I'm working on a project for school where I need to collect the career statistics for individual NCAA football players. The data for each player is in this format.
http://www.sports-reference.com/cfb/players/ryan-aplin-1.html
I cannot find an aggregate of all players so I need to go page by page and pull out the bottom row of each passing scoring Rushing & receiving etc. html table
Each player is catagorized by their last name with links to each alphabet going here.
http://www.sports-reference.com/cfb/players/
For instance, each player with the last name A is found here.
http://www.sports-reference.com/cfb/players/a-index.html
This is my first time really getting into data scraping so I tried to find similar questions with answers. The closest answer I found was this question
I believe I could use something very similar where I switch page number with the collected player's name. However, I'm not sure how to change it to look for player name instead of page number.

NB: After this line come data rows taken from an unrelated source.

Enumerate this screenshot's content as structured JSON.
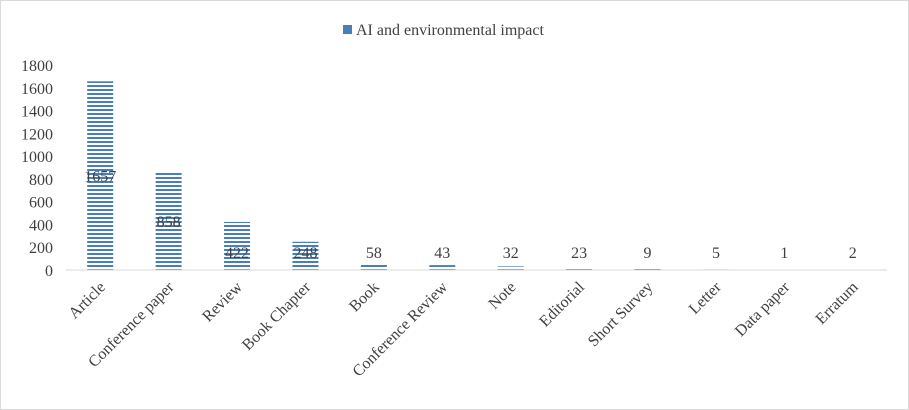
{
  "chart_data": {
    "type": "bar",
    "categories": [
      "Article",
      "Conference paper",
      "Review",
      "Book Chapter",
      "Book",
      "Conference Review",
      "Note",
      "Editorial",
      "Short Survey",
      "Letter",
      "Data paper",
      "Erratum"
    ],
    "series": [
      {
        "name": "AI and environmental impact",
        "values": [
          1657,
          858,
          422,
          248,
          58,
          43,
          32,
          23,
          9,
          5,
          1,
          2
        ]
      }
    ],
    "yticks": [
      0,
      200,
      400,
      600,
      800,
      1000,
      1200,
      1400,
      1600,
      1800
    ],
    "ylim": [
      0,
      1800
    ],
    "legend_position": "top",
    "grid": false,
    "colors": {
      "bar_stripe": "#4a7ebb",
      "bar_background": "#ffffff",
      "text": "#404040",
      "axis": "#d9d9d9"
    }
  }
}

Samuel L. Ventura also gave a talk about data scraping for NFL data recently that can be found here.
EDIT:
Ben was really helpful and provided some great code. The first part works really well, however when I attempt to run the second part I run into this.
> # unlist into a single character vector
> links <- unlist(links)
> # Go to each URL in the list and scrape all the data from the tables
> # this will take some time... don't interrupt it!
> all_tables <- lapply(links, readHTMLTable, stringsAsFactors = FALSE)
Error in UseMethod("xmlNamespaceDefinitions") :
no applicable method for 'xmlNamespaceDefinitions' applied to an object of class "NULL"
> # Put player names in the list so we know who the data belong to
> # extract names from the URLs to their stats page...
> toMatch <- c("http://www.sports-reference.com/cfb/players/", "-1.html")
> player_names <- unique (gsub(paste(toMatch,collapse="|"), "", links))
Error: cannot allocate vector of size 512 Kb
> # assign player names to list of tables
> names(all_tables) <- player_names
Error: object 'player_names' not found
> fix(inx_page)
Error in edit(name, file, title, editor) :
unexpected '<' occurred on line 1
use a command like
x <- edit()
to recover
In addition: Warning message:
In edit.default(name, file, title, editor = defaultEditor) :
deparse may be incomplete
This could be an error due to not having sufficient memory (only 4gb on computer I am currently using). Although I do not understand the error
> all_tables <- lapply(links, readHTMLTable, stringsAsFactors = FALSE)
Error in UseMethod("xmlNamespaceDefinitions") :
no applicable method for 'xmlNamespaceDefinitions' applied to an object of class "NULL"
Looking through my other datasets my players really only go back to 2007. If there would be some way to pull just people from 2007 onwards that may help shrink the data. If I had a list of people whose names I wanted to pull could I just replace the lnk in
links[[i]] <- paste0("http://www.sports-reference.com", lnk)
with only the players that I need?